Morphine and cocaine affect reward sensation differently

A new study by scientists in the US has found that the opiate morphine and the stimulant cocaine act on the reward centers in the brain in different ways, contradicting previous theories that these types of drugs acted in the same way.

Morphine and cocaine both affect the flow of the neurotransmitter dopamine, which has been shown to be important in the feeling of reward. When a dopamine neuron is stimulated it releases dopamine, which is then taken up by neighboring cells. Any excess is reabsorbed into the original dopamine neuron by a process known as “reuptake.”

Cocaine is known to block reuptake, and the excess dopamine leads to an enhanced reward effect. Cocaine is also known to make the cells in the nucleus accumbens, which receives signals from the VTA, more sensitive to cocaine.
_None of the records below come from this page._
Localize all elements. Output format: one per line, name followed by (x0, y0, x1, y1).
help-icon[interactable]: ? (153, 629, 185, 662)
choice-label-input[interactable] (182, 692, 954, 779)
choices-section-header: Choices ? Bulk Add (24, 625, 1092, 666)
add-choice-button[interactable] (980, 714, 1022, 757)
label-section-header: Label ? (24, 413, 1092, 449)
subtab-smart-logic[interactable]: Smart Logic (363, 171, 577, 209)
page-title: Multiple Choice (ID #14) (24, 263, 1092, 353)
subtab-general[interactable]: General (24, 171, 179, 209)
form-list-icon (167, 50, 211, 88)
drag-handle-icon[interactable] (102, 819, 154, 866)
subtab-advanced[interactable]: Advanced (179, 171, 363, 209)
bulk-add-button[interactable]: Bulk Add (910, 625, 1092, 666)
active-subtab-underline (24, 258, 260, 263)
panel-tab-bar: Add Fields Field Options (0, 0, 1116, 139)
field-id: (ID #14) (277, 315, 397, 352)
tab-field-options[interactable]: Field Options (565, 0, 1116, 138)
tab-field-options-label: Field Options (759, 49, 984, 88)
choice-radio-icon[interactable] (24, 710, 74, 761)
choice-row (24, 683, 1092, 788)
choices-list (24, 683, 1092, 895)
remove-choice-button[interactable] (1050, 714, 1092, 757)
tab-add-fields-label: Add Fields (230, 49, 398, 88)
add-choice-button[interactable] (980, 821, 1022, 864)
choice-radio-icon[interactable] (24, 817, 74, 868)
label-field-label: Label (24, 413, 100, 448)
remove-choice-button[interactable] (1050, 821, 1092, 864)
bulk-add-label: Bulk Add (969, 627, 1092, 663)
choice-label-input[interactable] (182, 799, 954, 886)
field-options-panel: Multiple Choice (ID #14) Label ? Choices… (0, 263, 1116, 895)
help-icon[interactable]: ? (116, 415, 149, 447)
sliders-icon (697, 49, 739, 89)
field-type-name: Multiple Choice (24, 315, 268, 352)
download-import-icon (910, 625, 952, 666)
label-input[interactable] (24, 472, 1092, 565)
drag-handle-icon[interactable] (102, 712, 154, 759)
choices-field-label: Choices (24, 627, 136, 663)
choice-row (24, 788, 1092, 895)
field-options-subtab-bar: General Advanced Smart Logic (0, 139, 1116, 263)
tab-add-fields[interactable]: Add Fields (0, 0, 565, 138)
It was already known a protein called brain-derived neurotrophic factor (BDNF) in the VTA region of the brain enhances the reward response to cocaine.

The new study shows that BDNF has the opposite effect when morphine is present, decreasing the reward response and the development of addiction rather than enhancing it. The researchers identified numerous genes regulated by BDNF and associated with its effects. They used genetic techniques to suppress BDNF, and then directly excited the neurons in the nucleus accumbens that normally receives transmitted impulses from the VTA.

They found that suppressing BDNF in the VTA allowed morphine to increase the excitability of dopamine neurons and hence enhance the reward. When they optically excited the dopamine terminals in the nucleus accumbens that normally receive the transmissions from the VTA, they also found a reversal in the normal effect of BDNF.